Master's Thesis completed 1999

Generation of optimal transportation corridor paths using GIS weighted distance functions and a cost model based on NC-CREWS

Joseph V. (Casey) Bianco.

under the direction of Dr. Joseph Roise


Roise, J.P., T.H. Shear and J.V. Bianco. 2004. Sensitivity analysis of transportation corridor location in wetland areas: A multiobjective programming and GIS approach. Wetlands Ecology and Management 12(5):519-529.

Abstract

A multiobjective programming approach for locating transportation corridors through areas containing
wetlands is presented. The approach uses a geographic information system in combination with multiple objectives for environment and construction costs, and the North Carolina Coastal Region Evaluation of Wetland Significance (NC-CREWS) program. The multiobjective function is a weighted combination of wetland values and construction cost. The objective minimizes total cost of construction and wetland impacts resulting from a specific transportation corridor. The transportation designer specifies starting and ending points of the desired corridor. The model then finds the best path given the weights placed on each individual objective (i.e. habitat quality, water quality, hydrology, and construction expense).

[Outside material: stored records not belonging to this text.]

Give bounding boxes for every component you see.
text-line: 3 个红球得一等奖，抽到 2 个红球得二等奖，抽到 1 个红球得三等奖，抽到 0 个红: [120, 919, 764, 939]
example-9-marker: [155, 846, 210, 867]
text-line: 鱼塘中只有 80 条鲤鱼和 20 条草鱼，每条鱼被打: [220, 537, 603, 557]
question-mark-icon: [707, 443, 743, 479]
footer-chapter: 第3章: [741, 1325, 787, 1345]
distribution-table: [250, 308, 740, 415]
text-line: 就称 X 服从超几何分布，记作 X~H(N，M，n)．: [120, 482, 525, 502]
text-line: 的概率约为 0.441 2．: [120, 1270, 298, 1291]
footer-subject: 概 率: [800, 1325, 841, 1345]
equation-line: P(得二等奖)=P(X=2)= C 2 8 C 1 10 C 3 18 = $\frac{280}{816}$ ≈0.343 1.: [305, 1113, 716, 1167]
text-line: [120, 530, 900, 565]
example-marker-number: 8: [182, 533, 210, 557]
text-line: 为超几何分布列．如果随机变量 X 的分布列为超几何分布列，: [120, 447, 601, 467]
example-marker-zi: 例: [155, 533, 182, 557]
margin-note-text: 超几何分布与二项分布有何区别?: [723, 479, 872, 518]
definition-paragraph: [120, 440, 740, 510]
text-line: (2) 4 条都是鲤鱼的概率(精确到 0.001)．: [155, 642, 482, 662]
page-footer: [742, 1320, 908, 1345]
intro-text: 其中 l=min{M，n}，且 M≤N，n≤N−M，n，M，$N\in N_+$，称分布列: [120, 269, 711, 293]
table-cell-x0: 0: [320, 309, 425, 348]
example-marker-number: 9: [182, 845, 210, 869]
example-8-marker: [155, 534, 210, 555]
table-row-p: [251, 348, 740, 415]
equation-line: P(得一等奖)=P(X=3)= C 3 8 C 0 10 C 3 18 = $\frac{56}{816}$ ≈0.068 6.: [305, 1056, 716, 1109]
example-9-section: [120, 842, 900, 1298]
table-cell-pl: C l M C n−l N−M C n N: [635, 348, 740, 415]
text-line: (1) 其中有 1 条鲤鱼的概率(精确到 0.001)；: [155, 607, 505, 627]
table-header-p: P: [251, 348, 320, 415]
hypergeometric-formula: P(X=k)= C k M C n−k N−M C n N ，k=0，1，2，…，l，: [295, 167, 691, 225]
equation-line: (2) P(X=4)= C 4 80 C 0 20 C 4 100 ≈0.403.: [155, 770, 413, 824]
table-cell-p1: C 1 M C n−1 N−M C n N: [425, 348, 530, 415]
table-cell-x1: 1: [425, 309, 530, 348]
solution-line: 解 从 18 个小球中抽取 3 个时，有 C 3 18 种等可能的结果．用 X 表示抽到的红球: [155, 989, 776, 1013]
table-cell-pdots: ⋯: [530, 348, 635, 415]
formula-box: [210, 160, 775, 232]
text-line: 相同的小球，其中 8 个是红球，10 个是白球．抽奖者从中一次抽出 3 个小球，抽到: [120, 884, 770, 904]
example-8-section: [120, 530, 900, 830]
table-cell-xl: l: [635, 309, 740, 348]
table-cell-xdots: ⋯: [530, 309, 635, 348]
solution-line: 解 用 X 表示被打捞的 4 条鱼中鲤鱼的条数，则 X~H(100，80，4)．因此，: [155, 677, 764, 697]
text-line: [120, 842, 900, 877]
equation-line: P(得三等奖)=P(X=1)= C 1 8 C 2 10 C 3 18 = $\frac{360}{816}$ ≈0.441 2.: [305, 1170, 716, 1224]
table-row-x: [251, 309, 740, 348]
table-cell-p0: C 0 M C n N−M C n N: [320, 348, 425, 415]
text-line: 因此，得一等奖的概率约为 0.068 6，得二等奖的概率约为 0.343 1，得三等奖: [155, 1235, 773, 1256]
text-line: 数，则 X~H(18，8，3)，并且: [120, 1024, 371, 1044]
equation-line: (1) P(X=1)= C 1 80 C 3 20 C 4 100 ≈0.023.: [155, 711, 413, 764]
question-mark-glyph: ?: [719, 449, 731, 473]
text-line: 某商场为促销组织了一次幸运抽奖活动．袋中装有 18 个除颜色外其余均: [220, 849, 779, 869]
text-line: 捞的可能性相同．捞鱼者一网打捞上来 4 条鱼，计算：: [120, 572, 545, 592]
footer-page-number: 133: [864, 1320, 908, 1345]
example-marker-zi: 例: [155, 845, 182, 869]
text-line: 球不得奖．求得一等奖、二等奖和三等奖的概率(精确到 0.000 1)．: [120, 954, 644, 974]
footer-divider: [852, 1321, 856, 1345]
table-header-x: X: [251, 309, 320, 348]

By varying the weight set, several different paths can be found. The approach is tested on a watershed in Carteret County North Carolina using a benchmarking procedure. One benchmark minimizes a combined wetland significance loss (cost). This path avoids crossing wetlands. The other benchmark minimizes construction expense. Varying the weight placed on each of the objective function components generates additional paths. The approach is useful in locating alternative road corridor paths in attempts to satisfy conflicting societal interests.